Here’s what I posted up on Monday about the various election forecasts and predictions:
- Political science forecasting models. October’s issue of PS: Political Science and Politics contained nine statistical forecast models (not including state-level models) of President Obama’s two-party vote total for the 2012 election, made anywhere from 2-10 months before the election. They ranged from a low of 46.9% to a high of 53.8%. The mean of all nine was 50.2%.
- As of 8:00 PM on Election Eve, Nate Silver at FiveThirtyEight is predicting Obama will receive 51.4% of the two-party popular vote.
- As of 9:30 PM on Election Eve, Simon Jackson’s model at Pollster.com is giving Obama 50.6% of the two-party popular vote.
The final popular vote tally, as of noon on Wednesday: 51.1%.
Not a bad showing for the statistics geeks, all around.

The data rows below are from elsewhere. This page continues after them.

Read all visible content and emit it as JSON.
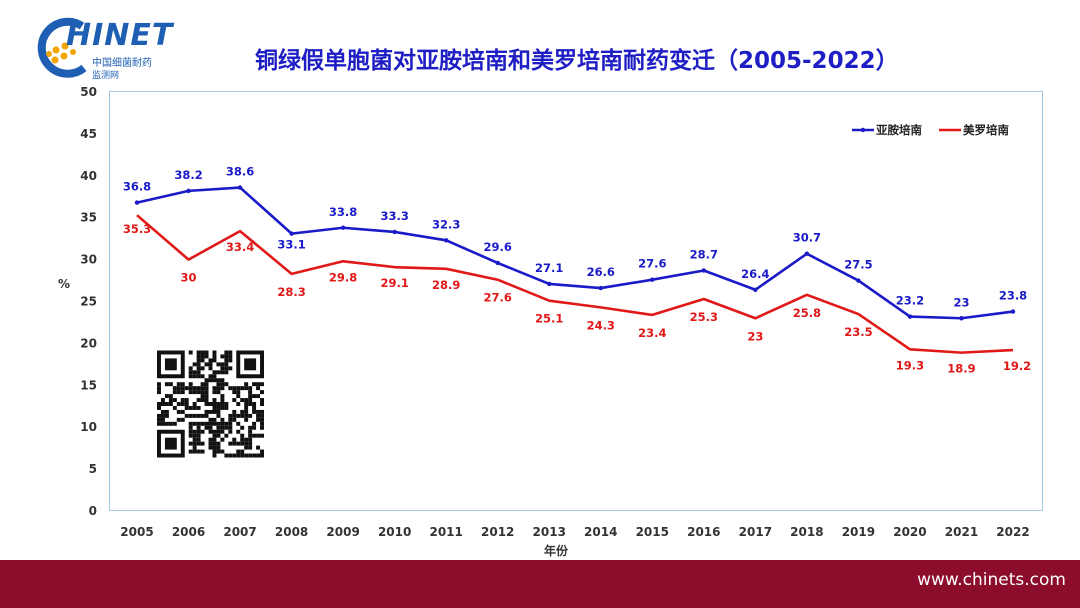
{
  "header": {
    "logo_text": "HINET",
    "logo_sub1": "中国细菌耐药",
    "logo_sub2": "监测网",
    "title": "铜绿假单胞菌对亚胺培南和美罗培南耐药变迁（2005-2022）"
  },
  "footer": {
    "url": "www.chinets.com"
  },
  "colors": {
    "imipenem": "#1a1ac8",
    "meropenem": "#e01818",
    "footer_bg": "#8c0d2b",
    "title": "#1e1ec4"
  },
  "chart_data": {
    "type": "line",
    "title": "铜绿假单胞菌对亚胺培南和美罗培南耐药变迁（2005-2022）",
    "xlabel": "年份",
    "ylabel": "%",
    "ylim": [
      0,
      50
    ],
    "ytick_step": 5,
    "grid": false,
    "legend": "top-right",
    "categories": [
      "2005",
      "2006",
      "2007",
      "2008",
      "2009",
      "2010",
      "2011",
      "2012",
      "2013",
      "2014",
      "2015",
      "2016",
      "2017",
      "2018",
      "2019",
      "2020",
      "2021",
      "2022"
    ],
    "series": [
      {
        "name": "亚胺培南",
        "color": "#1a1ac8",
        "values": [
          36.8,
          38.2,
          38.6,
          33.1,
          33.8,
          33.3,
          32.3,
          29.6,
          27.1,
          26.6,
          27.6,
          28.7,
          26.4,
          30.7,
          27.5,
          23.2,
          23,
          23.8
        ],
        "labels": [
          "36.8",
          "38.2",
          "38.6",
          "33.1",
          "33.8",
          "33.3",
          "32.3",
          "29.6",
          "27.1",
          "26.6",
          "27.6",
          "28.7",
          "26.4",
          "30.7",
          "27.5",
          "23.2",
          "23",
          "23.8"
        ]
      },
      {
        "name": "美罗培南",
        "color": "#e01818",
        "values": [
          35.3,
          30,
          33.4,
          28.3,
          29.8,
          29.1,
          28.9,
          27.6,
          25.1,
          24.3,
          23.4,
          25.3,
          23,
          25.8,
          23.5,
          19.3,
          18.9,
          19.2
        ],
        "labels": [
          "35.3",
          "30",
          "33.4",
          "28.3",
          "29.8",
          "29.1",
          "28.9",
          "27.6",
          "25.1",
          "24.3",
          "23.4",
          "25.3",
          "23",
          "25.8",
          "23.5",
          "19.3",
          "18.9",
          "19.2"
        ]
      }
    ]
  }
}
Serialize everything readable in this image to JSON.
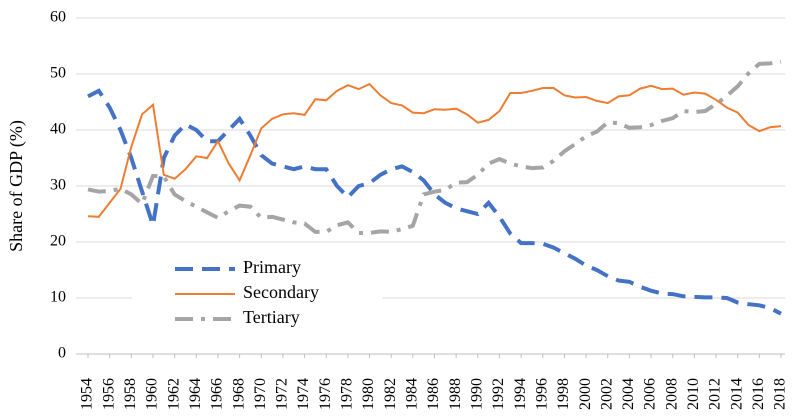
{
  "chart_data": {
    "type": "line",
    "y_label": "Share of GDP (%)",
    "x": [
      1954,
      1955,
      1956,
      1957,
      1958,
      1959,
      1960,
      1961,
      1962,
      1963,
      1964,
      1965,
      1966,
      1967,
      1968,
      1969,
      1970,
      1971,
      1972,
      1973,
      1974,
      1975,
      1976,
      1977,
      1978,
      1979,
      1980,
      1981,
      1982,
      1983,
      1984,
      1985,
      1986,
      1987,
      1988,
      1989,
      1990,
      1991,
      1992,
      1993,
      1994,
      1995,
      1996,
      1997,
      1998,
      1999,
      2000,
      2001,
      2002,
      2003,
      2004,
      2005,
      2006,
      2007,
      2008,
      2009,
      2010,
      2011,
      2012,
      2013,
      2014,
      2015,
      2016,
      2017,
      2018
    ],
    "series": [
      {
        "name": "Primary",
        "color": "#4472c4",
        "line_style": "dashed",
        "values": [
          46,
          47,
          44,
          40,
          35,
          29,
          23,
          35,
          39,
          41,
          40,
          38,
          38,
          40,
          42,
          39,
          35.5,
          34,
          33.5,
          33,
          33.5,
          33,
          33,
          30,
          28,
          30,
          30.5,
          32,
          33,
          33.5,
          32.5,
          31,
          28.5,
          27,
          26,
          25.5,
          25,
          27,
          24.5,
          21.5,
          19.8,
          19.8,
          19.7,
          19,
          18,
          17,
          15.8,
          15,
          13.9,
          13.1,
          12.9,
          12,
          11.3,
          10.8,
          10.7,
          10.3,
          10.2,
          10.1,
          10.1,
          10,
          9.2,
          8.9,
          8.7,
          8.2,
          7.2
        ]
      },
      {
        "name": "Secondary",
        "color": "#ed7d31",
        "line_style": "solid",
        "values": [
          24.6,
          24.5,
          27,
          29.5,
          37,
          42.8,
          44.5,
          32,
          31.3,
          33,
          35.3,
          35,
          38,
          34,
          31,
          35.5,
          40.3,
          42,
          42.8,
          43,
          42.7,
          45.5,
          45.3,
          47,
          48,
          47.3,
          48.2,
          46.2,
          44.8,
          44.4,
          43.1,
          43,
          43.7,
          43.6,
          43.8,
          42.8,
          41.3,
          41.8,
          43.4,
          46.6,
          46.6,
          47,
          47.5,
          47.5,
          46.2,
          45.8,
          45.9,
          45.2,
          44.8,
          46,
          46.2,
          47.4,
          47.9,
          47.3,
          47.4,
          46.3,
          46.7,
          46.5,
          45.4,
          44,
          43.1,
          40.9,
          39.8,
          40.5,
          40.7
        ]
      },
      {
        "name": "Tertiary",
        "color": "#a5a5a5",
        "line_style": "dash-dot",
        "values": [
          29.4,
          29,
          29.1,
          29.5,
          28.5,
          26.8,
          31.8,
          31.7,
          28.5,
          27.3,
          26.3,
          25.3,
          24.3,
          25.5,
          26.5,
          26.3,
          24.3,
          24.5,
          24,
          23.5,
          23.3,
          21.8,
          21.8,
          23,
          23.5,
          21.6,
          21.6,
          21.9,
          21.8,
          22.3,
          22.9,
          28.5,
          29,
          29.3,
          30.6,
          30.7,
          32,
          34,
          34.8,
          34,
          33.5,
          33.2,
          33.3,
          34.5,
          36.2,
          37.5,
          38.9,
          39.7,
          41.4,
          41.2,
          40.4,
          40.5,
          40.9,
          41.6,
          42.1,
          43.4,
          43.2,
          43.4,
          44.6,
          46.1,
          47.8,
          50.1,
          51.8,
          51.9,
          52.2
        ]
      }
    ],
    "xlim": [
      1954,
      2018
    ],
    "xticks": [
      1954,
      1956,
      1958,
      1960,
      1962,
      1964,
      1966,
      1968,
      1970,
      1972,
      1974,
      1976,
      1978,
      1980,
      1982,
      1984,
      1986,
      1988,
      1990,
      1992,
      1994,
      1996,
      1998,
      2000,
      2002,
      2004,
      2006,
      2008,
      2010,
      2012,
      2014,
      2016,
      2018
    ],
    "ylim": [
      0,
      60
    ],
    "yticks": [
      0,
      10,
      20,
      30,
      40,
      50,
      60
    ],
    "grid": true,
    "legend": "lower-left"
  }
}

I should note that the political science forecasting models include only a handful of “election fundamental” variables in their predictions (economic growth, incumbency, foreign conflict, presidential approval, e.g.). These models do not include things like who the candidates are, the conventions, the debates, the campaigns, etc. From a political science perspective, the difference between what the fundamentals would predict and the actual outcome is what can likely be attributed to the campaign events and the candidates. In this case, it’s looking like the campaign ultimately made a difference of… about 0.9% overall (51.1% final outcome minus 50.2% average forecast model prediction).